I am trying to calculate the derivative of $x^{T}x$ where x is a column vector.
A correct way of doing this is shown in this formula
However, I am getting different results with the product rule:
$\frac{d(x^{T}x)}{dx}=x^{T}*\frac{dx}{dx}+\frac{d(x^{T})}{dx}*x = x^T + x \ \ (\neq 2x^{T})$
(I used this formula in Leibniz notation from Wikipedia)
The problem is probably that it is a dot product and not a regular product.
So my question is: how do I apply the product rule for dot products correctly?

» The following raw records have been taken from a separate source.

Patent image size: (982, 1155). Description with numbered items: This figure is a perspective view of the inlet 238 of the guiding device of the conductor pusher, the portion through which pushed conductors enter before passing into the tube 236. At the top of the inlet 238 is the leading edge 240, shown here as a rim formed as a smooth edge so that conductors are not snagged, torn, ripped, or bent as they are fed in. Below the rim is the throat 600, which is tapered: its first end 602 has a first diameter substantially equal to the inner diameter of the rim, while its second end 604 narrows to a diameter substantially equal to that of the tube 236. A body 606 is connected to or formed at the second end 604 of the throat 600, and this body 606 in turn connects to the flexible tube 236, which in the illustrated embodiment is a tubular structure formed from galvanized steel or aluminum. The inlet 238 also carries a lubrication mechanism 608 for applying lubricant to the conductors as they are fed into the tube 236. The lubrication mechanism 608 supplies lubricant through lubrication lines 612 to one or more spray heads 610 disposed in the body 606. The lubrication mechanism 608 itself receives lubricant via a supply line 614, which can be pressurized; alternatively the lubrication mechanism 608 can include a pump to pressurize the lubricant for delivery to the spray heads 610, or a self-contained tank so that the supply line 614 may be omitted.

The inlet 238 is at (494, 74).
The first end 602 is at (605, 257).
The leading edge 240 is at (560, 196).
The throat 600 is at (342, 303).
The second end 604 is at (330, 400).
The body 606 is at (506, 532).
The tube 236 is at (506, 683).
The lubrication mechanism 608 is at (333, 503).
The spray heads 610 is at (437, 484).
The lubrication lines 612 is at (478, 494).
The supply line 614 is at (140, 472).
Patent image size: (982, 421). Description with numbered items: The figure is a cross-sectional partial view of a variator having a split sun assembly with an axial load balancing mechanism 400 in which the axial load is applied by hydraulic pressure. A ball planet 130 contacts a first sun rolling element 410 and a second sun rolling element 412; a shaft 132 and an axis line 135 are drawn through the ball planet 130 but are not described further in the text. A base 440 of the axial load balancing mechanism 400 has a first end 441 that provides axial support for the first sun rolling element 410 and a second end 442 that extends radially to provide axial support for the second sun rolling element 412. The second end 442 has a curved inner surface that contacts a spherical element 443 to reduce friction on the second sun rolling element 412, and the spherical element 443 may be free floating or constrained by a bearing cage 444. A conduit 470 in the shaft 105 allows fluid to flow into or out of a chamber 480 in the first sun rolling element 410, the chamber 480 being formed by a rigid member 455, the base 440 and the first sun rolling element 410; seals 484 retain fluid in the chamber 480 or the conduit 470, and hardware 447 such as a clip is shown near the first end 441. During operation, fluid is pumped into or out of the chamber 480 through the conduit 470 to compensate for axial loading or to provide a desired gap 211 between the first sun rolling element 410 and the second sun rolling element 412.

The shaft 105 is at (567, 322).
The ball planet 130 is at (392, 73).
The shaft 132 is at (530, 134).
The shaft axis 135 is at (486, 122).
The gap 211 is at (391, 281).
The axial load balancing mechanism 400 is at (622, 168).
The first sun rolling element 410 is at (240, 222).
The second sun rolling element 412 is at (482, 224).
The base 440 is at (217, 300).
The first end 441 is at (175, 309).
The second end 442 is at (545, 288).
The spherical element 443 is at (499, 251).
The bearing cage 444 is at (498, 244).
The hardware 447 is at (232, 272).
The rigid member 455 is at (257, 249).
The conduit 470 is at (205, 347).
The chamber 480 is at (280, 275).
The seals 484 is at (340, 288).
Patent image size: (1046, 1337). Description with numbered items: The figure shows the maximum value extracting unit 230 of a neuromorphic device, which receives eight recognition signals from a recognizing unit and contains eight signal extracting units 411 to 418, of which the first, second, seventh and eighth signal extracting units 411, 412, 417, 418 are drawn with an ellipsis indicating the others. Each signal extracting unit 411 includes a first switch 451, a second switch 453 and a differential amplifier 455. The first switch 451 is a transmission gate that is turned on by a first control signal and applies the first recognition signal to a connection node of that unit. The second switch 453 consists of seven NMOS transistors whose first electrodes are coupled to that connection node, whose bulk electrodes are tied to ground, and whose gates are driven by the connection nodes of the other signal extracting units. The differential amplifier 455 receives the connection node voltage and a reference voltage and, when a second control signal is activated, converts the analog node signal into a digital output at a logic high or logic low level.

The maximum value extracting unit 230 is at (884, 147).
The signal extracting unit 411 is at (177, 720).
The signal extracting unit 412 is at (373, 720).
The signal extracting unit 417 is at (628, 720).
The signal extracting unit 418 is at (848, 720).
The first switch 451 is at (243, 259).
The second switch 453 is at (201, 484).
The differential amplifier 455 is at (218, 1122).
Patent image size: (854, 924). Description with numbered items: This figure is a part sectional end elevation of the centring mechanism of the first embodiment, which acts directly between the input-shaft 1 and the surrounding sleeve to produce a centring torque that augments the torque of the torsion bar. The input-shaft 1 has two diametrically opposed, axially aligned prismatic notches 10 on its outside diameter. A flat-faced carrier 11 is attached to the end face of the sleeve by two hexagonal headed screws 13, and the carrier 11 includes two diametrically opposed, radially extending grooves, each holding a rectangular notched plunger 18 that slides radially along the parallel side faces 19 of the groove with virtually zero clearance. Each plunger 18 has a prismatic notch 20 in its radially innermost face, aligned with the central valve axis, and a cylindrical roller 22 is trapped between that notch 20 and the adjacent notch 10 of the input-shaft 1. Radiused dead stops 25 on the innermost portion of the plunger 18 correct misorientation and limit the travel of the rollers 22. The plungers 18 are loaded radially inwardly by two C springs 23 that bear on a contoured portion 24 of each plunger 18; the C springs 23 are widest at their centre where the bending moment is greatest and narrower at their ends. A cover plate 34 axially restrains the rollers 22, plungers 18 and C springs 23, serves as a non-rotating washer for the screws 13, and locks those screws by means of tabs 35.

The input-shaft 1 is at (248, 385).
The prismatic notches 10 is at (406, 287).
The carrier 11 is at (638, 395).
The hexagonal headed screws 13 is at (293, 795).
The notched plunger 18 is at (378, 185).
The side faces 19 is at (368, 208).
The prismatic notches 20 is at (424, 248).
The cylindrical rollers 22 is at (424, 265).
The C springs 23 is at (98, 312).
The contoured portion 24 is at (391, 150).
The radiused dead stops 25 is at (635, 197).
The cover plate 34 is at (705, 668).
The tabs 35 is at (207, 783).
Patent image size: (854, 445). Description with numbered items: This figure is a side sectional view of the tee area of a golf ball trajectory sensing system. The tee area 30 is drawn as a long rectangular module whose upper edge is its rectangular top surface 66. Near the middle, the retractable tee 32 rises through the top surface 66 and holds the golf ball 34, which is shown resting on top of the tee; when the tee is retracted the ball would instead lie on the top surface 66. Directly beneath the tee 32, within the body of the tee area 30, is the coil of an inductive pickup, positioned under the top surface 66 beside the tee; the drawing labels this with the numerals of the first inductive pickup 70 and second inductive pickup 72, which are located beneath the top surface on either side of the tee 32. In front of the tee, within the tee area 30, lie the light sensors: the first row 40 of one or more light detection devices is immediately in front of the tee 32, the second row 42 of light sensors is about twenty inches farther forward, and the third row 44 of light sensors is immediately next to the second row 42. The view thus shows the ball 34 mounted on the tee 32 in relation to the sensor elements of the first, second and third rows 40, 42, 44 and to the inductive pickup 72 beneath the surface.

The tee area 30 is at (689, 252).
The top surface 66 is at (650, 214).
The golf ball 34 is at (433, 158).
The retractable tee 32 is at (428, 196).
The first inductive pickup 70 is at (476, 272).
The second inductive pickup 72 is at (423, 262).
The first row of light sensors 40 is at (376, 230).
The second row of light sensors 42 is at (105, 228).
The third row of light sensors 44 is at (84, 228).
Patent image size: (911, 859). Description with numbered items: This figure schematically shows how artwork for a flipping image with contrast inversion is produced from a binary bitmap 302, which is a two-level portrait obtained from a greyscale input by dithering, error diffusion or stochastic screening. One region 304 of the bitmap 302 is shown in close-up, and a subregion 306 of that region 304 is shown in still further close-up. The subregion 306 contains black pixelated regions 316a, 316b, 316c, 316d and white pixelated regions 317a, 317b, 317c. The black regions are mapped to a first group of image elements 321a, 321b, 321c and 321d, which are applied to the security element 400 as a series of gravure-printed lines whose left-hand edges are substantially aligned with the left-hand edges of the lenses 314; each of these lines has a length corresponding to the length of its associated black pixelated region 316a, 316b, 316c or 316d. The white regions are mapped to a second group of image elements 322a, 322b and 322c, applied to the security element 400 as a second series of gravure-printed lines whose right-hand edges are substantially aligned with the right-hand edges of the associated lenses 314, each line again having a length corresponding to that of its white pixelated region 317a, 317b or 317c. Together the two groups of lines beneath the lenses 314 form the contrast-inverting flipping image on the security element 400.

It would be more helpful if they called it the gradient since we are talking about multivariable function: $$ f:\mathbb R^m\longrightarrow\mathbb R $$ given by $f(x)=x^T x$ where $x$ is an $m\times 1$ column vector. The gradient actually consists of $m\times 1$ derivatives, namely describing the rate of change in each coordinate of the input (the partial derivatives) with respect to each coordinate in the output (which is just one here, since the output is 1-dimensional). So the gradient is given by: $$ \frac{df}{dx}=\nabla f=\left(\frac{\partial f}{\partial x_1},\frac{\partial f}{\partial x_2},...,\frac{\partial f}{\partial x_m}\right) $$ So you have to determine derivatives for each of the $m$ input-coordinates and stack them together in an $1\times m$ row vector.